Portrait of My Mother as Rosemary Woodhouse

James Allen Hall

My mother dreams she's adrift on the Adriatic Sea.
Naked men and women lounge all around her.
Blue waves slap against her thigh and stones fall
from unspeakable cliffs. I am dropped
into her, boulder after boulder of me
until I am safely drowned inside her.

              In the morning, Manhattan
never looked so beautiful. "I dreamed someone
was raping me," she says, shaking her honey-blonde hair.
"Thanks," her husband jokes, displaying newly manicured nails.
"It was kind of fun, in a necrophile sort of way."

My mother marks my due-date on her
kitchen calendar. The red circles stare back
matter-of-factly. These are horrible times.

Soon, my mother accuses Dr. Sapirstein of poisoning me.
My mother fears her life has ended, her life has grown
beyond her, her life will sprout a hybrid black bloom.

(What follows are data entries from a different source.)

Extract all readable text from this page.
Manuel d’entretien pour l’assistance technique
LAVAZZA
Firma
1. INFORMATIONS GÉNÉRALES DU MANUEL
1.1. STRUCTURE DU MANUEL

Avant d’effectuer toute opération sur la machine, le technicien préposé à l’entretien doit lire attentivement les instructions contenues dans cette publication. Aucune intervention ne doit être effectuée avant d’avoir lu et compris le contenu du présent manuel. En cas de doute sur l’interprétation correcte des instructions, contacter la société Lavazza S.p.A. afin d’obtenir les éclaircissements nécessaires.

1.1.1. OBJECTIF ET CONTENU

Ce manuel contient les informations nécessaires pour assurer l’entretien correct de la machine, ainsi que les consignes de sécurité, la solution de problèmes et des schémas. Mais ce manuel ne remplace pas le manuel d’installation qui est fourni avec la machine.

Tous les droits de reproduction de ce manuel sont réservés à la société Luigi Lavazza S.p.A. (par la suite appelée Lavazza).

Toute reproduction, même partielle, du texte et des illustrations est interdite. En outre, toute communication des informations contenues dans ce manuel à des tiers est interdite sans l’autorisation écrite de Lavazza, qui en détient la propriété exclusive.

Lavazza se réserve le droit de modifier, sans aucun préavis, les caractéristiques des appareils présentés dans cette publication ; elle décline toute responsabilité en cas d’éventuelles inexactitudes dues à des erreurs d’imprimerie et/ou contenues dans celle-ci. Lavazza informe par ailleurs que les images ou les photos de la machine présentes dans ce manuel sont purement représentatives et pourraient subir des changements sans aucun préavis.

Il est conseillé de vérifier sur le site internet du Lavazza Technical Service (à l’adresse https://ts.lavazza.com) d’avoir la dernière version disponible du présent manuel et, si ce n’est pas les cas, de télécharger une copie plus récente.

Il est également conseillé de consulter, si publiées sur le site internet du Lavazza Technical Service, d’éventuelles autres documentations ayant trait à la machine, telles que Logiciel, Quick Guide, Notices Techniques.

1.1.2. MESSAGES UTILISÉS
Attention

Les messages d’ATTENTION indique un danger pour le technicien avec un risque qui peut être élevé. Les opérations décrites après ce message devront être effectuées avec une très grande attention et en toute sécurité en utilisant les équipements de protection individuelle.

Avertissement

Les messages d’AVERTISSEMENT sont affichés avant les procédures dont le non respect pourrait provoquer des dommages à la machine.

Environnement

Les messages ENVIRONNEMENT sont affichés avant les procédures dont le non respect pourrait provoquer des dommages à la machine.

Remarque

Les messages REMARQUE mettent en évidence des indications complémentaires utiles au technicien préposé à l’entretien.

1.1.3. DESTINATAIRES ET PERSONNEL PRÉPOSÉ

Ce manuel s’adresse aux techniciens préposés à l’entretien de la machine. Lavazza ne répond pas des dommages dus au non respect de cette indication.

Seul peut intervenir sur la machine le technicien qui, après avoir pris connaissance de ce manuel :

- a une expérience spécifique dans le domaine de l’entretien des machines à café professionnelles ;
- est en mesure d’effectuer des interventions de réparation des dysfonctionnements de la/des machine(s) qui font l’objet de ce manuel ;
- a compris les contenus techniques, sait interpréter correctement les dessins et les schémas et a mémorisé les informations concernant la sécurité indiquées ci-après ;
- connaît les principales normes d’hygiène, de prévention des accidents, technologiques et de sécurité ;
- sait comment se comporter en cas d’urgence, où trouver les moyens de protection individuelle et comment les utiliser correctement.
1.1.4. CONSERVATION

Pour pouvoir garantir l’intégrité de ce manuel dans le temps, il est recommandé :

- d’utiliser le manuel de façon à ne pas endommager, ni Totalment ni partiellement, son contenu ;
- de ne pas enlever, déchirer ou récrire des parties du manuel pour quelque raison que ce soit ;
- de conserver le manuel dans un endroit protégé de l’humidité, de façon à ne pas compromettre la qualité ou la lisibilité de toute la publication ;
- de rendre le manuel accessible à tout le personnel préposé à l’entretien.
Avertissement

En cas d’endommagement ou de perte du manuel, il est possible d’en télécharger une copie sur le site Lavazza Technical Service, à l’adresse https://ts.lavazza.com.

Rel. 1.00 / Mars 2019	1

She packs her one bag, runs from her husband's house
to Dr. Hill's office. All around her, women slow
to a blue wintry blur. A flurry of women lay
their hands on her stomach chanting, "Pain is a sign
something awful's happen." My mother does not heed

this loose-tongued omen. She stops in at Vidal
Sassoon, steps out reborn: the first modern woman,
her jawline fixed parallel to the city's trash-strewn streets.
My mother envisions such elegant escape.

Dr. Hill's surprised to see his former patient. Imbued
with the power to overlook narrative gaps, Dr. Hill
does not flinch at her story. He's the promise of good
in a darkening nation. My mother prays God will bless Dr. Hill.

But the story of belief runs parallel to the story of betrayal;
my drugged mother gives birth to a living death.

After weeks of hearing my crying, my mother dismantles
the false wall with the plastic crucifix, she explores
the passage from the dreamworld to the one
whose reign I herald, the world of hoarded women
. My mother enters with a knife, emits a battle cry,
and spits in her husband's face. Her wrath slides down
his cheek. When I begin to cry again,

she wants to hold me, she drops the knife.
The dream of the knife becomes the story
of a generation full of black bassinets. In the story,
all along the naked octogenarians were real.
Covens are a fact of America.

And I am the thing most coveted, the proof
my mother loved each of her ruinous children well.